I had a similar experience with the swarm I just housed. My swarm was smaller and the queen was not laying after a week. I used a hive tool on her, created a honey flow with syrup and gave them a new commercial queen.

I frequently put the queen cage on the top frames of the hive and watch to see how they react to her. If they: swarm over the cage in large numbers, bite at the wire, try to get their stingers into it; I do not leave it in the hive. When the workers act relaxed and try to feed and groom her and her buddies I either just let her out over some brood frames or soften the candy and let them release her.

If after a couple of days they still do not seem to want her I pull 3-4 frames of brood and young nurse bees from my busier hives. I put a screen or Dual Screen divider on top of the swarm hive and place the 3-4 brood frames over it, filling the rest of the super with foundation or comb.  
This basically makes a young nuc over the swarm. Young nurse bees usually accept queens easily within a day of being over the queenless swarm.

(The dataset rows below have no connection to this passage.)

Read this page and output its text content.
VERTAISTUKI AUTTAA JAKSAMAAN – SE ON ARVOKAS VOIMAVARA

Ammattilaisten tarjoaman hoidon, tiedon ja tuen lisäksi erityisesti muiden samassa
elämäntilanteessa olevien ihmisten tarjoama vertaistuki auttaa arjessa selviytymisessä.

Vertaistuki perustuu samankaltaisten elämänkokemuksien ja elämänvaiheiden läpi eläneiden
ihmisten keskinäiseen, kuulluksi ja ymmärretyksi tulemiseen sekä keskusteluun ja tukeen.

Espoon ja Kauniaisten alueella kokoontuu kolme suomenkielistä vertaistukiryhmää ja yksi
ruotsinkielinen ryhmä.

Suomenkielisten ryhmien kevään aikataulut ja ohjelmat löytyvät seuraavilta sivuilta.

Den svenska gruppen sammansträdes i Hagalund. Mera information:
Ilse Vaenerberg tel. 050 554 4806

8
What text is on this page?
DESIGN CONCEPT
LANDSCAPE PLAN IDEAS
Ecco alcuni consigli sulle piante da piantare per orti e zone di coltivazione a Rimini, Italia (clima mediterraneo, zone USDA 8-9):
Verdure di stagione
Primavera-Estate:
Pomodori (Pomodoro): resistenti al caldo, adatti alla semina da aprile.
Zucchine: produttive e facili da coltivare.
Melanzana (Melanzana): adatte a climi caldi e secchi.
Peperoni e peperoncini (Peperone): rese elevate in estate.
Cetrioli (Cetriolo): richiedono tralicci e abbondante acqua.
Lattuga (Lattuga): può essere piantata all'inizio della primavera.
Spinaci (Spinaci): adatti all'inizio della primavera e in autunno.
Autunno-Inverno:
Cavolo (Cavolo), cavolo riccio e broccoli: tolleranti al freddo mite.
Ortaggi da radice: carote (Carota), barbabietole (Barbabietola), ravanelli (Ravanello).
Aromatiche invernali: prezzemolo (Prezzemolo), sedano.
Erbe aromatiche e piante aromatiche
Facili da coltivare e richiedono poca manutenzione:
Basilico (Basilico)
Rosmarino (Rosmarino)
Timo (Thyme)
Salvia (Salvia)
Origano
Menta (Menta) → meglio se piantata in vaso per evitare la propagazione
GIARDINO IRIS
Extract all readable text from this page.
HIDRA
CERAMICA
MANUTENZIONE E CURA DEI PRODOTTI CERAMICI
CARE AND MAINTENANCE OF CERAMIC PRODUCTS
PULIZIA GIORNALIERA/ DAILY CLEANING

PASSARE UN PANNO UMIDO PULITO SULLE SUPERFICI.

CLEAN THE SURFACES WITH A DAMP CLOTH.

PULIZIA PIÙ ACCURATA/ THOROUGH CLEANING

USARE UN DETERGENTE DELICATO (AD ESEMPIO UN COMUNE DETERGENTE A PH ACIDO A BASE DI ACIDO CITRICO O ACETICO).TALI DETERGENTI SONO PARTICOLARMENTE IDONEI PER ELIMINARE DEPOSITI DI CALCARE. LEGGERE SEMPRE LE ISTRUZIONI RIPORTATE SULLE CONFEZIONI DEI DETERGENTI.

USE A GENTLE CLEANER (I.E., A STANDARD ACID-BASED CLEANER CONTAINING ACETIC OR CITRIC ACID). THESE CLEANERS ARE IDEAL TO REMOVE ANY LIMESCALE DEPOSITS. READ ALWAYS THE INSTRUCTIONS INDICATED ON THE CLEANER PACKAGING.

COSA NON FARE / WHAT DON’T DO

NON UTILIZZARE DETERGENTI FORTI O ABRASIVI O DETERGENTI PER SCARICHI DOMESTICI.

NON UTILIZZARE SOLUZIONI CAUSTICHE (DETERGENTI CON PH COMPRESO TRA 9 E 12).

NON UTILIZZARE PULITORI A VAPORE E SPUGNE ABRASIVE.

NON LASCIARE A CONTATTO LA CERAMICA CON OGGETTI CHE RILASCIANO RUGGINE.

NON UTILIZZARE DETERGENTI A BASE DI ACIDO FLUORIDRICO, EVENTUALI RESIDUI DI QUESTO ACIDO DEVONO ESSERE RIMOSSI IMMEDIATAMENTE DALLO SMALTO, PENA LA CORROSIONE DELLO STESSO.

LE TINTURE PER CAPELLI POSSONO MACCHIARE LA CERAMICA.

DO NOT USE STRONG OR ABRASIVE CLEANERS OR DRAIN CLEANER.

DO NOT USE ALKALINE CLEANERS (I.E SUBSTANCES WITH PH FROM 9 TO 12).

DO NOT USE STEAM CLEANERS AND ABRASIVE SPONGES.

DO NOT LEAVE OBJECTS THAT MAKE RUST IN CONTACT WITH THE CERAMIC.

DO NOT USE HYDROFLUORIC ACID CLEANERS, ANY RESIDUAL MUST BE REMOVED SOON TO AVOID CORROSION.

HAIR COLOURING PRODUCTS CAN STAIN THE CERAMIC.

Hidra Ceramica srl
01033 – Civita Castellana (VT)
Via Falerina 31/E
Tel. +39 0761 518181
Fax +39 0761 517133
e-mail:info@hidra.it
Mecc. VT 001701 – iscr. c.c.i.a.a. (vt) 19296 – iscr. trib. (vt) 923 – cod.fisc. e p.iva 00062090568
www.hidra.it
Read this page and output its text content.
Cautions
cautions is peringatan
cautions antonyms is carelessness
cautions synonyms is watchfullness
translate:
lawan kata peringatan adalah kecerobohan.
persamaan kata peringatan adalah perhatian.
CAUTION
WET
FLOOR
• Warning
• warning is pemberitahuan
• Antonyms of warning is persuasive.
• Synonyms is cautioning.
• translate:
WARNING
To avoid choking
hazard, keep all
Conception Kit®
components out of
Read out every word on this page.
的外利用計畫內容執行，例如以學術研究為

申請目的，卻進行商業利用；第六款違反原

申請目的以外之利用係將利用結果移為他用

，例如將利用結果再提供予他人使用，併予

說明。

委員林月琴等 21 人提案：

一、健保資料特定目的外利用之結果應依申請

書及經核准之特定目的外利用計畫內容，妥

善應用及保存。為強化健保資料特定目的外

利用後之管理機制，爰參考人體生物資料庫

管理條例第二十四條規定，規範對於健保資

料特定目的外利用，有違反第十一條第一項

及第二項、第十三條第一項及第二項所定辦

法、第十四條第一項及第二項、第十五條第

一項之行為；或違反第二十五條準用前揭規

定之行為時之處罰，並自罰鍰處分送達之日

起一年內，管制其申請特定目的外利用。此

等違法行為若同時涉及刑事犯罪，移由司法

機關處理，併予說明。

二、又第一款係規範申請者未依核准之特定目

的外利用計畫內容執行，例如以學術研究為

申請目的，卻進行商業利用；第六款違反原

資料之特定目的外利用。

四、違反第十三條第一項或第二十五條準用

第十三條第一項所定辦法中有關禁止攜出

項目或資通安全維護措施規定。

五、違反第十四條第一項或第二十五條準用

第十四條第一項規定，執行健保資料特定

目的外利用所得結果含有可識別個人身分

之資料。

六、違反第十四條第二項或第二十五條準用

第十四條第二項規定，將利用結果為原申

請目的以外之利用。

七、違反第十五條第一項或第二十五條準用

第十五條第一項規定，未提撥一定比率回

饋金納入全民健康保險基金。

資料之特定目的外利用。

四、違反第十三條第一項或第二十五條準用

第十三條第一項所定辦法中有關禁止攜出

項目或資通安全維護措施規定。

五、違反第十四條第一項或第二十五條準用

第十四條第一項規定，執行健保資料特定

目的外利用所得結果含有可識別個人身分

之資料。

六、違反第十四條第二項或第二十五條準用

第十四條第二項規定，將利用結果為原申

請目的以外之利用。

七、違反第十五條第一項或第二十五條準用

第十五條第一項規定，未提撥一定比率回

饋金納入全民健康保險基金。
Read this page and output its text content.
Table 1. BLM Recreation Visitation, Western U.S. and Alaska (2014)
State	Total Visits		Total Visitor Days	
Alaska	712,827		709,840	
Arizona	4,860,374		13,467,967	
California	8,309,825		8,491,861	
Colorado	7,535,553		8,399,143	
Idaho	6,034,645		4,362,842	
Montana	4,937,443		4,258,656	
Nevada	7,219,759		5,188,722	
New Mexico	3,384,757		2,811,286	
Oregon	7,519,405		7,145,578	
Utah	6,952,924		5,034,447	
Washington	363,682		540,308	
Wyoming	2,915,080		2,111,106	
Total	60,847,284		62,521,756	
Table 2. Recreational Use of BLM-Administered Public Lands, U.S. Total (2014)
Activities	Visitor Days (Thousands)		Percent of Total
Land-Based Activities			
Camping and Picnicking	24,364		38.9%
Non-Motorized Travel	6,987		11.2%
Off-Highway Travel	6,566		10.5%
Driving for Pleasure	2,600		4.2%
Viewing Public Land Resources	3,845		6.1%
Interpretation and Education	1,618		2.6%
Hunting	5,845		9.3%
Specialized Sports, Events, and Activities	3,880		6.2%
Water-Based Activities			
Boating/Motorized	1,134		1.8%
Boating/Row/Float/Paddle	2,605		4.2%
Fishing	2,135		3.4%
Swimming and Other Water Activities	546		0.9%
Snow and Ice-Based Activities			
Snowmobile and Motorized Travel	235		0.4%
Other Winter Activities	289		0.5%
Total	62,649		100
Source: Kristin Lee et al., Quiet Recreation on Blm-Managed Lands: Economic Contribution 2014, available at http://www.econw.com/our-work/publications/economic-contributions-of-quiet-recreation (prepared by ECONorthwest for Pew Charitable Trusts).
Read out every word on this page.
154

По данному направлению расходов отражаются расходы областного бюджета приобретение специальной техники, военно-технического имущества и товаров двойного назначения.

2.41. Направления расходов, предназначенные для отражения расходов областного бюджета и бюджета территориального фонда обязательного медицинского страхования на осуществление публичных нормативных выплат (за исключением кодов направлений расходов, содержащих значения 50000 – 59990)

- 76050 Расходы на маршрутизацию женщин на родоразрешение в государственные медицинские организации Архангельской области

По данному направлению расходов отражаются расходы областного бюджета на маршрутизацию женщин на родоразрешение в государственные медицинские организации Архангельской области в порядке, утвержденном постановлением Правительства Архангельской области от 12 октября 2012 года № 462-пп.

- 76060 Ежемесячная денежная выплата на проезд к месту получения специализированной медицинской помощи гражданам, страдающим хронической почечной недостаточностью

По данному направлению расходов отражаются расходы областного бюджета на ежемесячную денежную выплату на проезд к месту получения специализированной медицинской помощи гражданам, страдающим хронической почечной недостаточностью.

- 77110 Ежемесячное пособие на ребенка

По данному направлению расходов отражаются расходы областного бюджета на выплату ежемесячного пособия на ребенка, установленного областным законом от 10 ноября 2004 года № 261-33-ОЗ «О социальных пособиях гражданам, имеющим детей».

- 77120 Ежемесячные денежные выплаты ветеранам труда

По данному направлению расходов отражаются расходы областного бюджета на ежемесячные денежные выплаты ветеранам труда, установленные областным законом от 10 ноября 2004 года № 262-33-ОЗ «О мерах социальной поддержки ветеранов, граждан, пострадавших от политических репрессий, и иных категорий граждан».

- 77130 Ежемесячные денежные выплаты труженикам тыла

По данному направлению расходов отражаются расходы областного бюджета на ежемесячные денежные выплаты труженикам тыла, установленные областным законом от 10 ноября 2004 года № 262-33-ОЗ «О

I have one of those young nucs over a split that did not want their new queen in my apiary. Tomorrow I will: pull the nuc and screen off the split, place a sheet of newspaper over the top of the split, and place my young nuc on top of the newspaper. The bees will slowly chew through the paper gradually uniting into one happy, queened hive. A queen laying eggs with nurse bees to protect her is about as safe as she can be.

The nuc introduction method involves some labor but it is one of the safest ways to get a new queen into a hive. Many queens get killed when  queen cages are just shoved in and left.

Good luck!

TJ:
I think I will try your young nuc over the colony method. It sounds very logical. Will the new Queens pheremone be able to reverse or suppress any laying workers? Would these older workers ever accept the new Queen once they have gone bad? Maybe I should just keep the seperating screen in until all the old, cranky bees have died off.  If I have older workers coming in the bottom with nectar, will they pass it through the screen to the younger colony above it? I love the theory of it. The older swarm, which is huge, can feed the growing nuc above, but they can't get at the Queen. At some point in time the swarm below will be smaller than the nuc above, and by then they should all "know" one another and can be combined. I'm going for it.

Finman:

--- Quote from: Lupus ---

I frequently put the queen cage on the top frames of the hive and watch to see how they react to her. If they: swarm over the cage in large numbers, bite at the wire, try to get their stingers into it; I do not leave it in the hive. When the workers act relaxed and try to feed and groom her and her buddies I either just let her out over some brood frames or soften the candy and let them release her.

 pull the nuc and screen off the split, place a sheet of newspaper over the top of the split, and place my young nuc on top of the newspaper. The bees will slowly chew through the paper gradually uniting into one happy, queened hive. A queen laying eggs with nurse bees to protect her is about as safe as she can be.

Good luck!
--- End quote ---


That is my favorite methods too. Laborous but sure.